The Little League World Series has found a way that people who cannot attend can still collect pins, play games and win prizes: the Virtual Fan Zone.

“New for 2021, the Little League World Series Fan Zone, which can be found at LittleLeague.org/FanZone, provides fans with access to games, prizes, exclusive content, and more,” said Kevin Feinberg, Little League account executive for marketing. “As part of the Fan Zone, visitors can participate in a variety of interactive activities and collect virtual pins, allowing them to enjoy the exclusive benefits and experience of the traditional Family Fun Zone in a whole new way.”

The Little League World Series Fan Zone is intended for fans to be able to enjoy the experience of the Little League World Series from wherever they are, Feinberg said.

The Virtual Fan Zone started after having to make the difficult decision to cancel the 2020 Little League World Series and Region Tournaments, he said. Little League International and its official sponsors began brainstorming new ways to bring the Little League experience to fans in a safe, virtual way.

“While the experience of being at the Little League Baseball or Softball World Series is irreplaceable, we will continue to evaluate all opportunities as we look ahead to welcoming fans back to Williamsport and Greenville in 2022,” Feinberg said.

People are responding well to the new virtual opportunity.

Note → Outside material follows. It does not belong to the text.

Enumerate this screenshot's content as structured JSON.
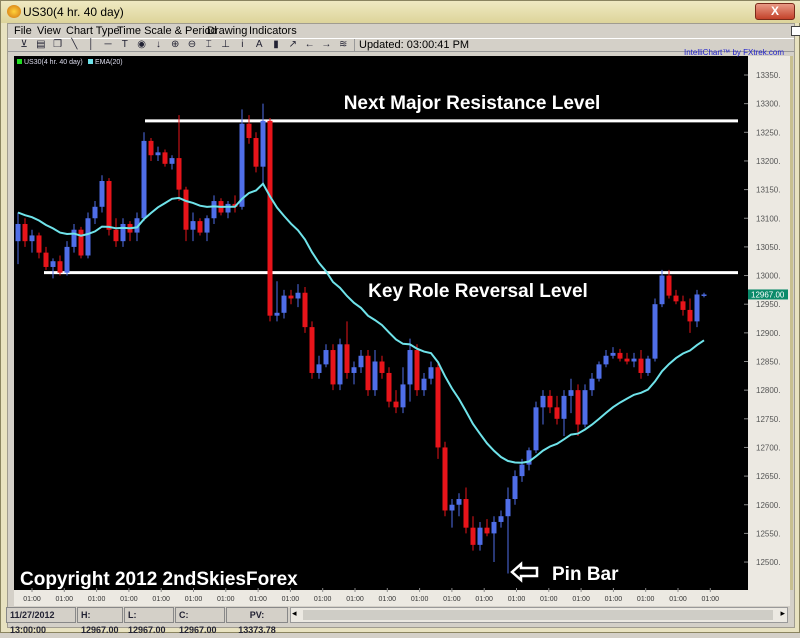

“Although many people wish they had the opportunity to experience the Little League World Series in person, the feedback we have received so far has largely been very positive as fans have had access to fun and exciting new ways to experience the Little League World Series from the comfort of their own homes,” Feinberg said.

The exact figures for website traffic are not available, but Little League has seen more than 50,000 page views so far this year, he said.

“It is exciting to see how many new, fun and exciting ways our official sponsors and partners have come up with to help our fans enjoy the 2021 Little League World Series,” Feinberg said.